A cochlear implant is placed surgically, with the use of an operating microscope, by an otologist skilled in this advanced procedure. Once the device is activated, the components work in concert to send digital signals to whichever fibers remain intact in the hearing nerve. The signals are recognized by the brain as sound signals, and result in the ability to hear. This occurs within milliseconds, so there is no detectable delay between the production of sound and its reception in the listener’s brain.

What are the components of a cochlear implant?

The device has several parts: a microphone, speech processor, transmitter, and electrodes. The speech processor is worn externally, while the receiver/stimulator is placed underneath the scalp. The receiver/stimulator has an electrode coil that is placed into the cochlea (the organ of hearing) during surgery.

How does a cochlear implant work?

Once the device is activated, sound is picked up by a microphone and sent to the speech processor, which analyzes the sound and converts into digital signals, which are sent to the transmitter. The transmitter then sends a code across the skin to the internal implant, which converts the code into digital signals. These signals are sent to electrodes to stimulate the remaining nerve fibers in the auditory nerve. The signals are recognized by the brain as sound signals, and produce hearing.

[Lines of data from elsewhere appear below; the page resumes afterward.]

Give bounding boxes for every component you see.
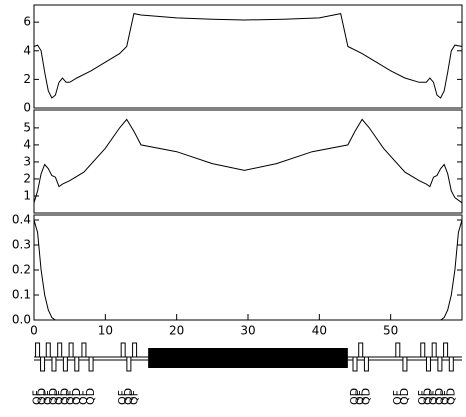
y-tick-label: 5: [23, 120, 31, 134]
quadrupole: [420, 342, 426, 358]
x-tick-label: 20: [169, 324, 184, 338]
quadrupole: [40, 356, 46, 372]
y-tick-label: 0.0: [12, 313, 31, 327]
element-label: QD: [421, 388, 434, 405]
y-tick-label: 1: [23, 188, 31, 202]
element-label: QF: [116, 390, 129, 405]
y-tick-label: 0.1: [12, 288, 31, 302]
element-label: QD: [348, 388, 361, 405]
element-label: QF: [391, 390, 404, 405]
element-label: QD: [444, 388, 457, 405]
quadrupole: [395, 342, 401, 358]
y-tick-label: 4: [23, 137, 31, 151]
quadrupole: [126, 356, 132, 372]
element-label: QF: [41, 390, 54, 405]
x-tick-label: 0: [30, 324, 38, 338]
bend-magnet: [148, 348, 348, 368]
element-label: QF: [427, 390, 440, 405]
element-label: QF: [354, 390, 367, 405]
quadrupole: [448, 356, 454, 372]
quadrupole: [81, 342, 87, 358]
x-tick-label: 10: [98, 324, 113, 338]
element-label: QF: [416, 390, 429, 405]
quadrupole: [402, 356, 408, 372]
data-line: [33, 13, 463, 99]
y-tick-label: 0.4: [12, 213, 31, 227]
y-tick-label: 0.2: [12, 263, 31, 277]
y-tick-label: 2: [23, 72, 31, 86]
element-label: QF: [31, 390, 44, 405]
quadrupole: [88, 356, 94, 372]
quadrupole: [431, 342, 437, 358]
element-label: QD: [84, 388, 97, 405]
y-tick-label: 6: [23, 15, 31, 29]
y-tick-label: 0.3: [12, 238, 31, 252]
element-label: QD: [36, 388, 49, 405]
x-tick-label: 40: [312, 324, 327, 338]
quadrupole: [62, 356, 68, 372]
y-tick-label: 2: [23, 171, 31, 185]
x-tick-label: 30: [240, 324, 255, 338]
element-label: QD: [47, 388, 60, 405]
quadrupole: [132, 342, 138, 358]
quadrupole: [120, 342, 126, 358]
y-tick-label: 0: [23, 101, 31, 115]
element-label: QF: [53, 390, 66, 405]
data-line: [33, 118, 463, 204]
quadrupole: [74, 356, 80, 372]
y-tick-label: 4: [23, 43, 31, 57]
quadrupole: [35, 342, 41, 358]
quadrupole: [425, 356, 431, 372]
plot-frame: [33, 109, 463, 214]
element-label: QD: [70, 388, 83, 405]
element-label: QD: [433, 388, 446, 405]
plot-frame: [33, 214, 463, 321]
y-tick-label: 3: [23, 154, 31, 168]
quadrupole: [51, 356, 57, 372]
element-label: QF: [64, 390, 77, 405]
element-label: QD: [58, 388, 71, 405]
quadrupole: [352, 356, 358, 372]
quadrupole: [437, 356, 443, 372]
element-label: QD: [122, 388, 135, 405]
quadrupole: [358, 342, 364, 358]
quadrupole: [68, 342, 74, 358]
element-label: QF: [439, 390, 452, 405]
quadrupole: [443, 342, 449, 358]
quadrupole: [45, 342, 51, 358]
quadrupole: [57, 342, 63, 358]
element-label: QF: [77, 390, 90, 405]
x-tick-label: 50: [383, 324, 398, 338]
element-label: QF: [128, 390, 141, 405]
quadrupole: [363, 356, 369, 372]
data-line: [33, 219, 463, 321]
element-label: QD: [398, 388, 411, 405]
plot-frame: [33, 4, 463, 109]
element-label: QD: [359, 388, 372, 405]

How will I hear with a cochlear implant?

Cochlear implants can provide excellent hearing and understanding of speech. While it may not perceived to be completely natural, the majority of individuals who receive cochlear implants report better ability to communicate in challenging situations, such as when there is background noise. Word discrimination and understanding vastly improve, resulting in improved ability to socialize and interact with others.

How do I know if I am a candidate for a cochlear implant?

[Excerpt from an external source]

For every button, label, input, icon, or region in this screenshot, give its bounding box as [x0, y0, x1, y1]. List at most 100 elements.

Patients with severe hearing loss, who no longer benefit from hearing aids, are most likely candidates for a cochlear implant.

There are specific tests to determine candidacy for cochlear implantation. These criteria are different for adults and for children. An otologist can help counsel and determine if you or your child is a candidate for a cochlear implant.

How is the recovery process after a cochlear implant procedure?

The surgery is performed in an outpatient surgery center and usually go home on the same day. Patients can return to light activity the day after surgery. There is a small incision behind the ear that takes about 1 week to heal. Patients usually report very little pain, which can be usually treated with over the counter pain medication.

How soon after the surgery will I be able to hear?

The cochlear implant is activated approximately one month after surgery. This is done in the office and does not require another procedure. Most adults take between one and three months before they can really appreciate the full benefits they receive from a cochlear implant. Typically their hearing continues to improve over time as they continue to gain experience listening to sounds and speech.

Children may take longer, and this may require more work, as hearing is often a completely new experience. However, there are vast protocols and resources available to guide children into the world of hearing with a cochlear implant. The remarkable gains these children make reinforce the value of cochlear implantation in the selected child.